The NFL and the domestic violence scandal is all over the news. People are filling twitter with hashtags such as #whyistayed or #whyileft.
I know people - people right now, today - who are victims of domestic violence.
It is haunting because people are looking at Janae Rice and wondering why she doesn’t just leave. I’ve heard this on talk radio, media, in blogs, and on websites. At some point, someone says, “It’s not all Ray Rice’s fault. Why doesn’t she just leave him?”
If you are reading this, and you were (or are) a victim of domestic violence, you might understand.
Even the term “domestic violence” is far more than one person beating on another. Domestic violence encompasses psychological, economic, emotional, or sexual abuse. (You can read more about this here: http://www.justice.gov/ovw/domestic-violence )
I am the victim of domestic violence.
When I was 18, I lived with my boyfriend. We were in economic turmoil. It was the only time in my life that I got food stamps. We had no job. Our relationship was strained and we were too young. (He was 21). One day, while we were driving somewhere with my sister, we got into an argument. I was in the passenger’s seat of the car, he in the driver’s seat. During the fight, I smacked him (hard) in the arm. He reached over and backhanded me; my lip began to bleed.
My sister saw all of this and when we left her out of the car, she was crying, shouting, “You hit my sister! I saw you hit my sister, you fucker!”
I had a fat lip. I hid from my parents for days.
Why I stayed: I loved him. He said he wouldn’t do it again (to be fair, he didn’t).
Why I left: After we were evicted from our apartment for non-payment and the car he bought for us was repossessed…I knew (even at 18) that it was a dead end.
When I was 19, I met the guy I really thought I would marry. For several months, things were terrific, but I was still in love with my ex-boyfriend too. After being with him for about six months, I discovered that he had tapped my house phone, capturing conversations I was having between me and my ex.
We reconciled somehow after that.
After we were together a year and a half, we moved in together. Not long before that, he began verbally abusing me. Called me stupid. Called me fat - “big butt” was one of his favorites. I thought it was just his sardonic sense of humor, but it hurt. When we finally got a cat together, he abused the cat. He let the cat roam on our front patio at our apartment, apparently believing that you could train a cat in the same way as a dog. But when the cat ran into a tree, he removed the cat by dragging him by the tail and threw him into the bathtub. I was afraid he would die. I can still remember the shocked look of my neighbor as he saw my boyfriend acting this way. Later, when I lived with him, an argument escalated to the point where he smashed my beloved tower-speaker stereo with a hammer.
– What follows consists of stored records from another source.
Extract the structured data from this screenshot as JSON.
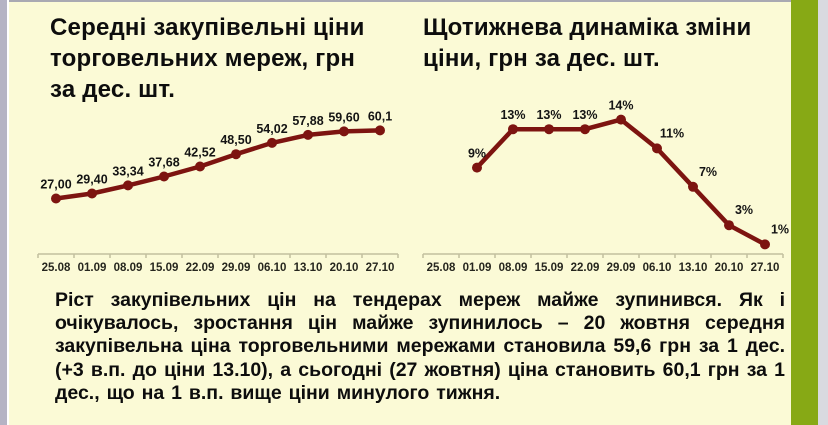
{
  "page": {
    "background": "#FBFAD6",
    "left_strip_color": "#B5B3C4",
    "green_strip_color": "#87A915",
    "right_edge_color": "#D9DAE0",
    "top_edge_color": "#A9A9B2",
    "axis_color": "#C2BF9E",
    "text_color": "#0D0D0D",
    "accent_line_color": "#7D1410"
  },
  "chart_data": [
    {
      "type": "line",
      "title": "Середні закупівельні ціни\nторговельних мереж, грн\nза дес. шт.",
      "categories": [
        "25.08",
        "01.09",
        "08.09",
        "15.09",
        "22.09",
        "29.09",
        "06.10",
        "13.10",
        "20.10",
        "27.10"
      ],
      "values": [
        27.0,
        29.4,
        33.34,
        37.68,
        42.52,
        48.5,
        54.02,
        57.88,
        59.6,
        60.1
      ],
      "value_labels": [
        "27,00",
        "29,40",
        "33,34",
        "37,68",
        "42,52",
        "48,50",
        "54,02",
        "57,88",
        "59,60",
        "60,1"
      ],
      "xlabel": "",
      "ylabel": "",
      "ylim": [
        0,
        70
      ],
      "grid": false,
      "legend": false,
      "line_color": "#7D1410"
    },
    {
      "type": "line",
      "title": "Щотижнева динаміка зміни\nціни, грн за дес. шт.",
      "categories": [
        "25.08",
        "01.09",
        "08.09",
        "15.09",
        "22.09",
        "29.09",
        "06.10",
        "13.10",
        "20.10",
        "27.10"
      ],
      "values": [
        null,
        9,
        13,
        13,
        13,
        14,
        11,
        7,
        3,
        1
      ],
      "value_labels": [
        "",
        "9%",
        "13%",
        "13%",
        "13%",
        "14%",
        "11%",
        "7%",
        "3%",
        "1%"
      ],
      "xlabel": "",
      "ylabel": "",
      "ylim": [
        0,
        15
      ],
      "grid": false,
      "legend": false,
      "line_color": "#7D1410"
    }
  ],
  "summary": {
    "text": "Ріст закупівельних цін на тендерах мереж майже зупинився. Як і очікувалось, зростання цін майже зупинилось – 20 жовтня середня закупівельна ціна торговельними мережами становила 59,6 грн за 1 дес. (+3 в.п. до ціни 13.10), а сьогодні (27 жовтня) ціна становить 60,1 грн за 1 дес., що на 1 в.п. вище ціни минулого тижня."
  }
}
I filed a restraining order against him but I later willingly dropped it.
Why I stayed: I thought I could change him, I thought things would go back to the way they were.
Why I left: He broke up with me, which was the greatest gift I was ever given short of my divorce.
Jon abused me too.
Not physically. He has never really touched me. He abused me financially, economically.
It’s hard to conceptualize that what he did to me was abuse. But through therapy and a lot of self-reflection, I know that it was. His unilateral actions with our finances - actions that at times put us in great danger - were abusive. The lies that he told so many times to cover those actions (redirecting mail, changing passwords, hiding money) were abusive. He abused me and he abused my children by risking their future and putting us in terrible jeopardy.
I’m not sure if a single incident of this would rise to the level of abuse, but his repeated actions - in 2013, it was twice in one year - rose to the level of abuse.
Why I stayed: Because he finally got REAL help. Because he finally recognized that he was abusing everyone, including himself. He spent time in therapy; I wasn’t thrilled with a lot of it and thought it was a waste but some of it actually stuck and mattered. Because he agreed to change - REALLY change - and he has mostly stuck to that commitment of total transparency, complete accountability, and zero tolerance.
Why I left: I didn’t leave. For a long time I wanted to. For a long time, I felt I couldn’t. There is truth in that last statement; leaving would have been close to impossible. Financially, I was dependent. My children love their father and he is, by and large, a very good father to them. The damage of breaking up the family was frightening, and on a day to day basis, their lives were good and decent.
But more than that, it was about me. It was a process of reflection, knowing that I had not been perfect either. I had retaliated, and while I have (and always will) apologize for what I did, there is a part of me that fully owns that and says: TOO FUCKING BAD. I have never repeated my mistake and I doubt I ever will.
Even me being less than perfect didn’t mean that I “deserved” anything that happened to me. I have taken a very “Reaganeque” approach - trust but verify. I have access to verifying everything now.
Why I stayed: Because this is a man that sits next to me in church, who held my dying twins, and who truly is flawed but who really does love me.
I’m also in year one of a three year graduate program. A graduate degree, even in social work, doesn’t pay too badly. So, there’s that.
Don’t suffer in silence. It’s not easy to leave, and it’s not easy to stay. If you can’t leave, get a good counselor. Talk to your family. Get support. Get help. You are worth it.